Monday, October 31, 2011

How I Enjoyed My Summer

I was texting back and forth with a new friend the other day [Read: Scruff, hot young man, hoping for a couple of dates] and he asked me to explain why I had said that life was 'pretty darn cool'.  Being in need of a blog topic.....

I am not a wealthy man. I don't have a lot of material possessions. I don't have large amounts of liquid assets. I am never going to be rich like my grandfather.  By the time I was born, my father had blow through his dad's money and our family had fallen from upper middle class to poor.  I use to take on a feeling of loss as I dealt with financial issues over the years, as I watched others enjoy a finer life.  I felt a bitterness and a resentfulness as I dealt with the pain of not having.  At some point I got a different perspective.  I figured out, call me slow, that the greatest pain felt in this was that felt by my father.  He died at the age of 44, under and apple tree, from an undiagnosed heart condition related to alcoholism.  He drank himself to death due to the disease of alcoholism, guilt, and fear. 

When I attended Indiana University my first year out of high school, I learned to drink.  I had what I thought was a significant income for a poor boy from rural America from scholarships and the Social Security Administration.  I was not prepared for an influx of cash and for a lack of authority figures.  I made bad choices.  I made bad decisions.  And, I spent a lot of money on drinking.  

When I got out of college and fell in love I was taught how to use drugs.  That relationship was a fast ride down a destructive path that ended with me giving up drinking, smoking, and shooting up drugs.  I have been clean for 18 years.

It was during the process of getting and staying clean that I learned how to live and how to be a man.  In that process I learned the importance of seeking out and listing those things for which I am grateful.  Identifying what I am grateful for keeps me wanting those things in my life and, thus, makes me work at keeping them.  

But, gratitude is not just a mental exercise.  Gratitude is both attitude and action.  My favorite example is my car.  I don't have a fancy car.  As a matter of fact, it was an inexpensive purchase as new cars go.  It was, however, the first new car I had ever purchased.  It is small, gets great gas milage, and it fits my needs very well.  I have a good attitude about this little Yarus, but, attitude is only part of gratitude.  The action I take in regards to this is that I see to it that the payments are made monthly.  The car company did not have to give me a 0% interest loan.  They did not have to give me a loan at all.  But they did.  It is my responsibility to show my gratitude for their actions by making sure my actions keeps up my end of the bargain. 

Also during the process of getting and staying clean, I learned how to clean up the wreckage of my relationships.  I have done that.  I have gone back to all of those people I have harmed not with the intent of saying that I was sorry, hell, I had said that so much over the years that if I were to be believed then I would have been the sorriest SOB on this green earth, no, I did not say I was sorry, but I did make things right.  I paid any money that I still owed.  I replaced that what I had stolen.  I admitted where I had lied.  I fixed what I had broken.  For some people it was best that I not approach them because the damage was so great to even see my face would have caused more harm to them than I could repair.  So I made amends to those people by staying out of their lives and by fixing someone else's mistake that closely resembled mine.  There were trips to shelters, donations to non-profits, kindnesses to strangers.  I also had the opportunity to repair the relationship with my family.  The black sheep son/brother is now a productive member of the family providing not only for himself but for others in the family who are with difficult times.
our neighbor, my sister, me

So, Josh, here, at long last, is the answer as to why my life is so cool....

My sister was recently diagnosed with cancer.  She and my mother and her husband all live together in Yuma, AZ.  My sister is the most precious person in the world to me.  She has always had my back.

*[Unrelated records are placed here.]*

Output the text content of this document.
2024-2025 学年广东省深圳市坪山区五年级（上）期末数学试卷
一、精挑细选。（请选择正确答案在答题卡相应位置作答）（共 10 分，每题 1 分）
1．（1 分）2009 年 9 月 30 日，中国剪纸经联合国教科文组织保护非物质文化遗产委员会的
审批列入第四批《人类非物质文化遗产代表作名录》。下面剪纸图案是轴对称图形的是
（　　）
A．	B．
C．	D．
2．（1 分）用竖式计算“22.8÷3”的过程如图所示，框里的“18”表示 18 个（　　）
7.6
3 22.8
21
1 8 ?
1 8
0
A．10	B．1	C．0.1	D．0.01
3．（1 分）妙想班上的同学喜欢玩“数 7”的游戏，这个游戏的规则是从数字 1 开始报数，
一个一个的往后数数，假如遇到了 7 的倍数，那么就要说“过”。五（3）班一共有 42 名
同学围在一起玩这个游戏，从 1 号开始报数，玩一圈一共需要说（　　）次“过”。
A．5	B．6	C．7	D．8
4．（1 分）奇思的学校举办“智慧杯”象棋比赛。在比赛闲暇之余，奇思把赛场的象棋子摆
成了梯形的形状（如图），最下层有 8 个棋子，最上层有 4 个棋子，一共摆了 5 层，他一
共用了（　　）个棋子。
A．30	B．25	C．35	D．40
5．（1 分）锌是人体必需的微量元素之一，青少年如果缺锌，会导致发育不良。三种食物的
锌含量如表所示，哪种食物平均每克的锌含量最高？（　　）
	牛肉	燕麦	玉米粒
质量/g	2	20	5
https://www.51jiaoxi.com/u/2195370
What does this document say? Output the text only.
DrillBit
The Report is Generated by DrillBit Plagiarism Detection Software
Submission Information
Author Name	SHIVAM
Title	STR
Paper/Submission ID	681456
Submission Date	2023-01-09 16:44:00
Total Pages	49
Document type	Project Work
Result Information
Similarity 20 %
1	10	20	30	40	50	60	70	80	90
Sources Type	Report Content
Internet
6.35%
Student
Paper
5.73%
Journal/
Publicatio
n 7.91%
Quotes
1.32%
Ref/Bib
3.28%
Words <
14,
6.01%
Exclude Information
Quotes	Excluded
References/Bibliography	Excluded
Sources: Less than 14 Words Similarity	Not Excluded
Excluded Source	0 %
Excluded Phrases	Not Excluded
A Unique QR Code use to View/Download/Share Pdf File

No matter how high, how shitty, how thoughtless I was, sis would cover me.  My summer was so cool because by staying clean I was and am able to be there for her through this ordeal.  I took time off from work to ride with her and mom to the hospital that is 4 hours from their home.  As it turned out, mom had to have a cardiac procedure done days before sis was to have surgery.  Mom then ended up hospitalized, and then hospitalized again.  I had both mom and sis in hospital 4 hours apart from each other. I was able to take my nearly 30 years of nursing and help sis out with the confusion that is American Healthcare and to be her advocate.  I was able to save mom from her final hospitalization as the care started to deteriorate at that facility.  I was able to meet a challenge and not depend on a drink or  a drug to get me through it.  Don't get me wrong.  I did nothing special, nothing heroic.  I just showed up and did the next right thing.  And that is where the coolness is.  That is where my gratitude is.  I can be there for those I love and I can be there doing what needs to be done.  I may loose them tomorrow, or they may loose me, but this summer, damn it, I got to help.  I got to be present. I got to me a brother.  I got to be a son.  I got to be a man.

I do not measure my wealth by where I am in this world, but I do measure it by the distance I have traveled.  And in that methodology, I am the wealthiest son of a bitch in the room....

1 comment:

  1. Nice... this post is synchronous with my own process of late.